Crikey. (laughter) I am not sure that’s true. If you are spontaneous, you make a spontaneous decision and think about it later. Impulsive sometimes can be quite a good thing for an artist.
Do you have a certain sense of rhythm to your making? Which would imply that it’s not all impulsive.
Well I suppose I do plan, because I make a lot of things in groups and in components and sometimes I will veer off because something will occur to me or I have made something that has not quite worked and turned it into something else. So I will veer off. So the impulsive nature may creep in at those stages.
Do you feel like you are a partner with clay as if it’s an active participant?
Yes, I think it is. It’s so part of who I am I can’t envision not doing anything in clay, I have been doing it for so long now. And I think it is there to stay. Potters never retire. And I still love it, it’s a medium I really enjoy.
Do you feel like “failure” is a welcome guest in the making process?
Mishaps, I should think we should call them. I think that is very much the nature of the beast. I think it’s important that, you know, Fail again, fail better. That’s a great quote.
Do you feel that your work needs an audience to feel a sense of worth for your work?

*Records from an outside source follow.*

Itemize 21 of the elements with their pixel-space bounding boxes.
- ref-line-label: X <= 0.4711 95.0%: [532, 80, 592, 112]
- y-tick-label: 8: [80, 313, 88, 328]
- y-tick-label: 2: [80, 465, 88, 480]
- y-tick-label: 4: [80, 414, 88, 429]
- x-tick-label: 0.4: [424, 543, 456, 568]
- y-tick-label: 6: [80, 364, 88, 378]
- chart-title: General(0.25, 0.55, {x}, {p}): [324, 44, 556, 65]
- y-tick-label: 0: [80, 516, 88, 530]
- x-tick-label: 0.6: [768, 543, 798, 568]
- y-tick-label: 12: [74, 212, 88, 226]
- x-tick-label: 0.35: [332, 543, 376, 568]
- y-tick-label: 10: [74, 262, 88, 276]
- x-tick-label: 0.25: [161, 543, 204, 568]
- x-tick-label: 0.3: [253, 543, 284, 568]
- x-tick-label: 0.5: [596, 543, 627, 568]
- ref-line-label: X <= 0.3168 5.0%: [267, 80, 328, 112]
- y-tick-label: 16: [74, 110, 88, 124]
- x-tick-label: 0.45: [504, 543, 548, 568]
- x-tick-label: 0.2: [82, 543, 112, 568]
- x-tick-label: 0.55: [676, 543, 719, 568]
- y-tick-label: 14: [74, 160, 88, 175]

Know you worth. That is another good quote. I think it is very nice for people to like the work. I am lucky, I’ve got friends who are actors and they can’t stand in the corner and act in their front room, but at least with makers you can carry on making regardless if you sell or exhibit. You can still be creative and produce wonderful work. And what’s very nice if people like it and want to take it home, it’s even better. And people respond to it. Sometimes you make things and you don’t really know if anybody else is going to like it. That’s very reassuring that they do.
If your creations were a style of music where would it land?
A bit of boogie woogie maybe. I don’t know, it’s a bit eclectic so I don’t know, I’m not that good in all my music genres. Country and Western, Hip Hop, and maybe a dash of some Classical. I don’t know, I mean that’s my experimental side. I suppose my sculptural work is a bit calmer.